Walmart uses human resource development to motivate employees. After the initial orientation program, the department of the new recruits is assigned to provide training and development. As Walmart is a multinational corporation, it ensures that its entire training and development practices are as well global in nature (Maney, 2012). Indeed, Walmart states on its website that it provides many training opportunities to assist managers to hone their leadership skills, advance through the ranks in the company leadership ladder and keep motivate their teams to fulfil Walmart’s mission running strong. Examples of the training programs at Walmart include Assistant Management Training (AMT), which is a management-training program that any salaried employee of the Walmart Stores can enter once his application into the program is accepted (Maney, 2012).

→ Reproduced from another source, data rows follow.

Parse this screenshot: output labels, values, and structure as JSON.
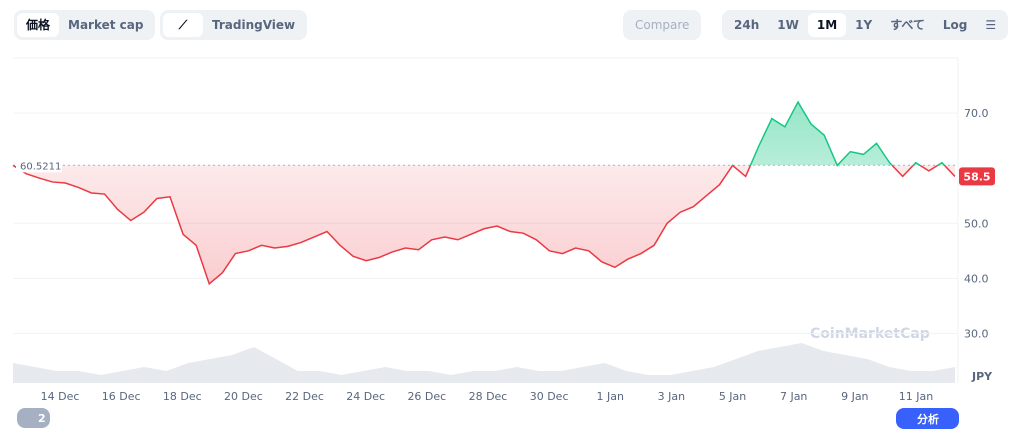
{
  "toolbar": {
    "tabs": [
      "価格",
      "Market cap"
    ],
    "view": "TradingView",
    "compare": "Compare",
    "ranges": [
      "24h",
      "1W",
      "1M",
      "1Y",
      "すべて"
    ],
    "log": "Log"
  },
  "footer": {
    "badge": "2",
    "analysis": "分析"
  },
  "chart_data": {
    "type": "line",
    "watermark": "CoinMarketCap",
    "currency": "JPY",
    "x_labels": [
      "14 Dec",
      "16 Dec",
      "18 Dec",
      "20 Dec",
      "22 Dec",
      "24 Dec",
      "26 Dec",
      "28 Dec",
      "30 Dec",
      "1 Jan",
      "3 Jan",
      "5 Jan",
      "7 Jan",
      "9 Jan",
      "11 Jan"
    ],
    "baseline": 60.5211,
    "series": [
      {
        "values": [
          60.5,
          59,
          58.2,
          57.5,
          57.3,
          56.5,
          55.5,
          55.3,
          52.5,
          50.5,
          52,
          54.5,
          54.8,
          48,
          46,
          39,
          41,
          44.5,
          45,
          46,
          45.5,
          45.8,
          46.5,
          47.5,
          48.5,
          46,
          44,
          43.2,
          43.8,
          44.8,
          45.5,
          45.2,
          47,
          47.5,
          47,
          48,
          49,
          49.5,
          48.5,
          48.2,
          47,
          45,
          44.5,
          45.5,
          45,
          43,
          42,
          43.5,
          44.5,
          46,
          50,
          52,
          53,
          55,
          57,
          60.5,
          58.5,
          64,
          69,
          67.5,
          72,
          68,
          66,
          60.5,
          63,
          62.5,
          64.5,
          61,
          58.5,
          61,
          59.5,
          61,
          58.5
        ]
      }
    ],
    "volume": [
      5,
      4,
      3,
      3,
      2,
      3,
      4,
      3,
      5,
      6,
      7,
      9,
      6,
      3,
      3,
      2,
      3,
      4,
      3,
      3,
      2,
      3,
      3,
      4,
      3,
      3,
      4,
      5,
      3,
      2,
      2,
      3,
      4,
      6,
      8,
      9,
      10,
      8,
      7,
      6,
      4,
      3,
      3,
      4
    ],
    "ylim": [
      21,
      80
    ],
    "yticks": [
      {
        "value": 30,
        "label": "30.0"
      },
      {
        "value": 40,
        "label": "40.0"
      },
      {
        "value": 50,
        "label": "50.0"
      },
      {
        "value": 70,
        "label": "70.0"
      }
    ],
    "grid": true,
    "up_color": "#16c784",
    "down_color": "#ea3943"
  }
}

The rationale for human resource development in an organisation is to improve employee and organisational performance. When strategic HRD improves the motivation level and the productive skills of individual employees, it leads directly to the realisation of the strategic goals of an organisation. As established in this paper, strategic HRD aligns human resource potential towards meeting organisational performance. Strategic HRD practices like training also align employee’s skills and competencies to strategic goals of an organization. In turn, training helps in creating the right skills and attitudes needed for attaining organisational goals and performance. Strategic HRD also improves employee motivation, in turn leading to better individual and organisational performance in the long-term. This is because strategic HRD enables organisations to retain its top talents longer and sustain its long-term performance.